Just to drive this point home, this morning I ran across the following:
At a Finance Committee hearing on Tuesday, Sen. Pat Roberts (R., Kan.) was questioning a panel of experts on the tax code’s fairness. To kick off his questions, Mr. Roberts jokingly said he was conferring an “honorary doctorate of economics” on each of the four witnesses.
One of the witnesses, Aviva Aron-Dine, actually is a Ph.D. candidate in economics at MIT. Making nice with the senator, she said she appreciated the conferral of a degree, because she wouldn’t mind getting hers a couple of years early.
“I always heard a Ph.D. was a pretty hot Democrat,” Mr. Roberts replied.

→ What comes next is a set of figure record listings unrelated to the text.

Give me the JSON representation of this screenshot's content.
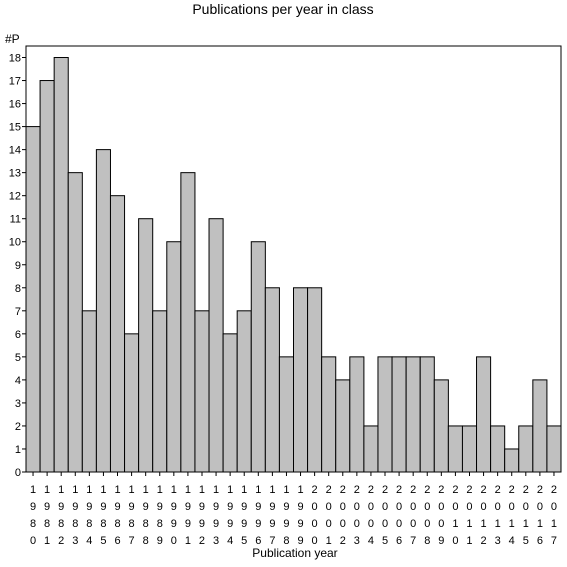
{
  "chart_data": {
    "type": "bar",
    "title": "Publications per year in class",
    "ylabel": "#P",
    "xlabel": "Publication year",
    "ylim": [
      0,
      18.5
    ],
    "yticks": [
      0,
      1,
      2,
      3,
      4,
      5,
      6,
      7,
      8,
      9,
      10,
      11,
      12,
      13,
      14,
      15,
      16,
      17,
      18
    ],
    "categories": [
      "1980",
      "1981",
      "1982",
      "1983",
      "1984",
      "1985",
      "1986",
      "1987",
      "1988",
      "1989",
      "1990",
      "1991",
      "1992",
      "1993",
      "1994",
      "1995",
      "1996",
      "1997",
      "1998",
      "1999",
      "2000",
      "2001",
      "2002",
      "2003",
      "2004",
      "2005",
      "2006",
      "2007",
      "2008",
      "2009",
      "2010",
      "2011",
      "2012",
      "2013",
      "2014",
      "2015",
      "2016",
      "2017"
    ],
    "values": [
      15,
      17,
      18,
      13,
      7,
      14,
      12,
      6,
      11,
      7,
      10,
      13,
      7,
      11,
      6,
      7,
      10,
      8,
      5,
      8,
      8,
      5,
      4,
      5,
      2,
      5,
      5,
      5,
      5,
      4,
      2,
      2,
      5,
      2,
      1,
      2,
      4,
      2
    ],
    "bar_color": "#c0c0c0",
    "grid": false,
    "legend": "none"
  }
}
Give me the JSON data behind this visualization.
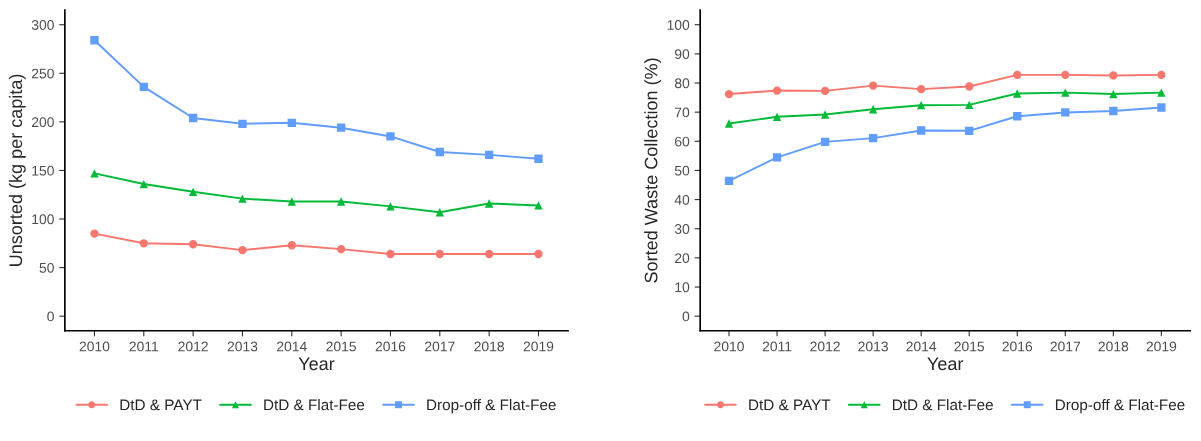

“Pretty…sorry?” Ms. Aron-Dine responded.
“Somebody asked me what a pretty hot Republican was, and they said, `Nothing,’” Mr. Roberts continued. “So, you know, it’s an equal deal.” Then he went on with his questioning.
Feeling proud about getting to testify before the Senate as an expert witness, and one of the first things she has to deal with is some senator commenting on her being hot? This crap happens to guhzillions of women in workplaces throughout the world, especially if they also happen to be in the top 3 of good lookin’ girls on the street (depending on the street). And, it’s complicated, and frequently humiliating when it does.
Which explains why even well-intentioned clever YouTube videos can sometimes have a stronger reaction than intended.